Recep Tayip Erdoğan,
Süleyman Demirel, Alpaslan Türkeş, Nazım’ın şiirini okuyan siyasetçilerden
bazıları ve önemli olanlarıdır. Bu önemleri, yine büyük çelişkiler içinde yol
almalarıyla da ülke siyasi tarihinde çok ciddi araştırmalarla değerlendirilip
gelecek kuşaklara bir tek sözcükleri atlanmadan, olduğu gibi aktarılmalıdır.
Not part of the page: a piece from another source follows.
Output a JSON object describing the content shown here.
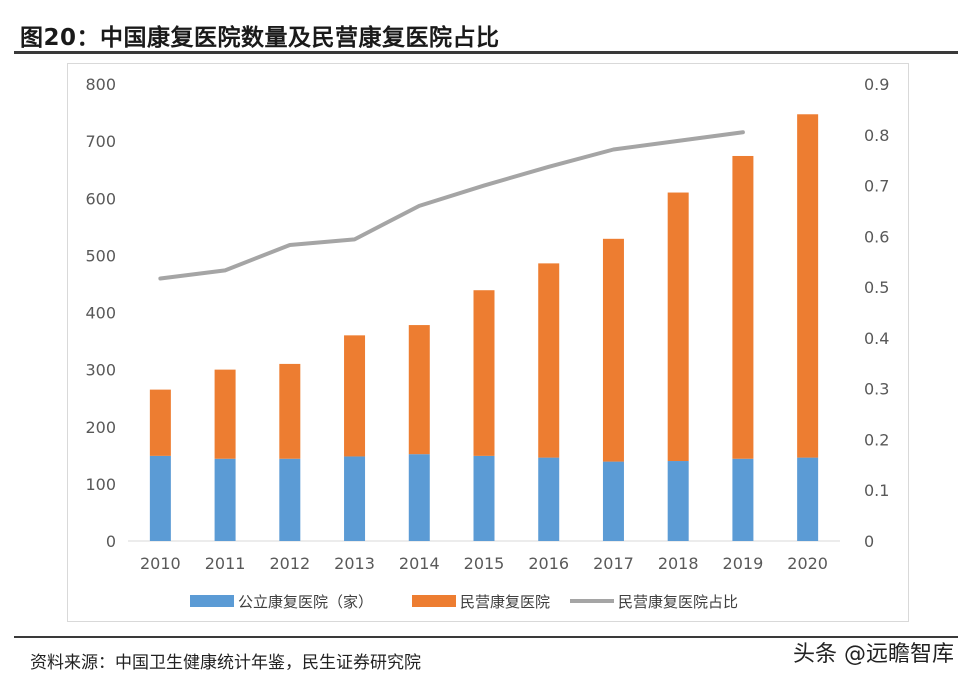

Bu millete, BENİM AZİZ MİLLETİM, diyerek
seslenenler, yine bu milletin en güzel azizlerinden birisini; Aziz Nesin’i
bıktıracak kadar azizlikler yapmışlardır. İkide birde tutuklanan Nesin,
canından bezdirilmiştir.
Yine böyle bir
tutuklama anlarında Şevki Paşa (Mutlugil) söze yumuşak tarafından girmiş;
“Senin gibi akıllı ve kültürlü birisinin nasıl olup da
kominizim denen belaya kendini kaptırdığını merak ediyorum; söyler misin?”
Aziz milletin Aziz
evladı Aziz Nesin cevap verir;
“ Paşam, beni komünist yapan sizlersiniz! Yıllarca kafama
vura vura, dalıma basa basa siz Komünist ettiniz. Ben aslında sizlere inadımdan
komünist oldum. Halimden de memnunum.”
Nazım Hikmet’in
İngilizce ve Fransızcaya çevrilerek dünyaya yayılan şiirine bir bakalım;
Kalbimin yarısı burada ise Doktor/ Diğer yarısı da
Çin’dedir./Ordular sarı ırmağa iniyor/ Ve sonra bütün sabahlar Doktor/ Her
sabahlar şafak da/ Kalbim vurulmuştur/ Yunanistan’da (…) Çok uzak ta bir
yıldızla kalbim atıyor.
Hiçbir bıkkınlık,
hiçbir onursuzluk duymadan halkına, seslenen; Benim Aziz Milletim diyen
politikacılar, yine bu halkın en değerli azizlerinden biri olan Sabahattin Ali
şu şekilde anılmıştır; “ Hududu geçerken geberdi!”
Ya diğer azizler;
şarapnel parçalarıyla un ufak edildiler. Kurşunlarla akıttılar aziz
bedenlerinin taptaze kanlarını. Akan sadece kanlar mı oldu? Hayır! Onların
yaradılışlarından gelen o büyük akış; sevgi, bilgi, görgü ve aydınlanma akışı;
zannedildi ki, şarapnel, kurşun, darağacı ile yok edilecek.
Başın öne
eğilmesin/Aldırma gönül aldırma, diyerek dilden gönle, gönülden uzaya kazınan
bu dizelerin şairi, aziz kişisi Sabahattin Ali’ye aittir. Bu dizelerin şarkısı
gökyüzüne yayılınca duygulanmayan, içinde eziklik veya erdem hissetmeyen kaç
insan vardır acaba?
Bu millete, benim
aziz milletim, diye seslenenlerin ayıp hisleri körelmiştir. Ama hududu geçerken
geberdi, bir komünist daha yok oldu, diyerek sevinen kişilere yine bu milletin
gerçek azizi Sabahattin Ali şu cevabı verir;
“ Tarih ve millet karşısında bu memleketin aydınlarının ayıp
hissi çok büyüktür. Korkunç haksızlıklar karşısında seyirci kalmak, tarih
karşısında ebediyen utanmak için yetmez mi?”